The sarif-rs project provides command-line converters that
transform the output of tools like Clippy and cargo-audit into SARIF. For
example, clippy-sarif pipes Clippy’s JSON output into a SARIF file that can be
uploaded with GitHub’s upload-sarif action. This is useful when you want lint
results to appear as code annotations rather than buried in CI logs.
CI Examples
Both Clippy and typos are fast enough to run on every pull request.

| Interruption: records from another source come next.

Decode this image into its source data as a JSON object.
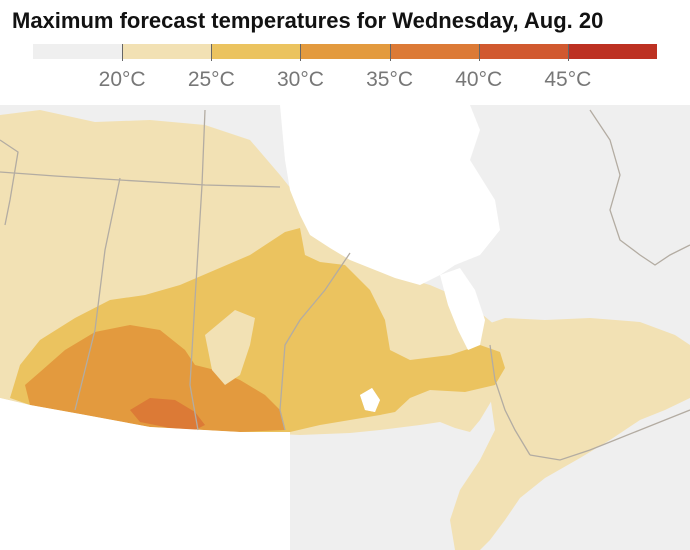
{
  "title": "Maximum forecast temperatures for Wednesday, Aug. 20",
  "legend": {
    "colors": [
      "#efefef",
      "#f2e1b4",
      "#ebc35f",
      "#e39a3e",
      "#dc7a36",
      "#d1592f",
      "#bd3122"
    ],
    "breaks": [
      20,
      25,
      30,
      35,
      40,
      45
    ],
    "labels": [
      "20°C",
      "25°C",
      "30°C",
      "35°C",
      "40°C",
      "45°C"
    ]
  },
  "map": {
    "land_color": "#efefef",
    "water_color": "#ffffff",
    "border_color": "#b3aca2"
  }
}
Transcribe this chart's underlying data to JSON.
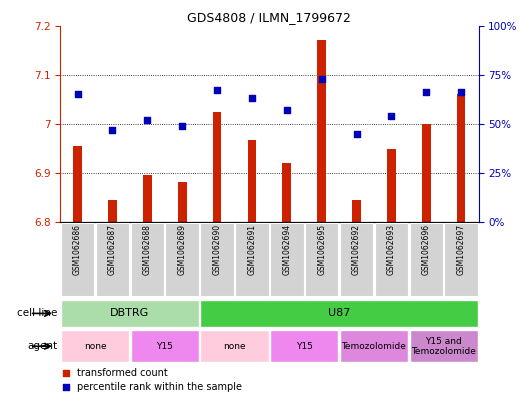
{
  "title": "GDS4808 / ILMN_1799672",
  "samples": [
    "GSM1062686",
    "GSM1062687",
    "GSM1062688",
    "GSM1062689",
    "GSM1062690",
    "GSM1062691",
    "GSM1062694",
    "GSM1062695",
    "GSM1062692",
    "GSM1062693",
    "GSM1062696",
    "GSM1062697"
  ],
  "transformed_count": [
    6.955,
    6.845,
    6.895,
    6.882,
    7.025,
    6.968,
    6.92,
    7.17,
    6.845,
    6.948,
    7.0,
    7.06
  ],
  "percentile_rank": [
    65,
    47,
    52,
    49,
    67,
    63,
    57,
    73,
    45,
    54,
    66,
    66
  ],
  "ylim_left": [
    6.8,
    7.2
  ],
  "ylim_right": [
    0,
    100
  ],
  "yticks_left": [
    6.8,
    6.9,
    7.0,
    7.1,
    7.2
  ],
  "yticks_right": [
    0,
    25,
    50,
    75,
    100
  ],
  "bar_color": "#cc2200",
  "dot_color": "#0000bb",
  "bar_width": 0.25,
  "cell_line_groups": [
    {
      "label": "DBTRG",
      "start": 0,
      "end": 3,
      "color": "#aaddaa"
    },
    {
      "label": "U87",
      "start": 4,
      "end": 11,
      "color": "#44cc44"
    }
  ],
  "agent_groups": [
    {
      "label": "none",
      "start": 0,
      "end": 1,
      "color": "#ffccdd"
    },
    {
      "label": "Y15",
      "start": 2,
      "end": 3,
      "color": "#ee88ee"
    },
    {
      "label": "none",
      "start": 4,
      "end": 5,
      "color": "#ffccdd"
    },
    {
      "label": "Y15",
      "start": 6,
      "end": 7,
      "color": "#ee88ee"
    },
    {
      "label": "Temozolomide",
      "start": 8,
      "end": 9,
      "color": "#dd88dd"
    },
    {
      "label": "Y15 and\nTemozolomide",
      "start": 10,
      "end": 11,
      "color": "#cc88cc"
    }
  ],
  "legend_items": [
    {
      "label": "transformed count",
      "color": "#cc2200"
    },
    {
      "label": "percentile rank within the sample",
      "color": "#0000bb"
    }
  ]
}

Below are examples for GitHub Actions and GitLab CI.
name: Lints
on: [pull_request]
jobs:
clippy:
runs-on: ubuntu-latest
steps:
- uses: actions/checkout@v4
- uses: dtolnay/rust-toolchain@stable
with:
components: clippy
- run: cargo clippy --all-targets --all-features -- -D warnings
typos:
runs-on: ubuntu-latest
steps:
- uses: actions/checkout@v4
- uses: crate-ci/typos@master
clippy:
image: rust:latest
script:
- rustup component add clippy
- cargo clippy --all-targets --all-features -- -D warnings
typos:
image: rust:latest
script:
- cargo install typos-cli
- typos
Reading
Chapter 20: Static Analysis by Software Engineering at Google
Chapter on static analysis from Google’s software engineering book. Covers the philosophy of static analysis at scale, focusing on keeping false positive rates low enough that developers trust and act on the results.
Rust Lints you may not know by Andrew Lilley Brinker
Walks through lesser-known Rust lints that can catch subtle issues. Good for discovering lints beyond the defaults that might be relevant to your project.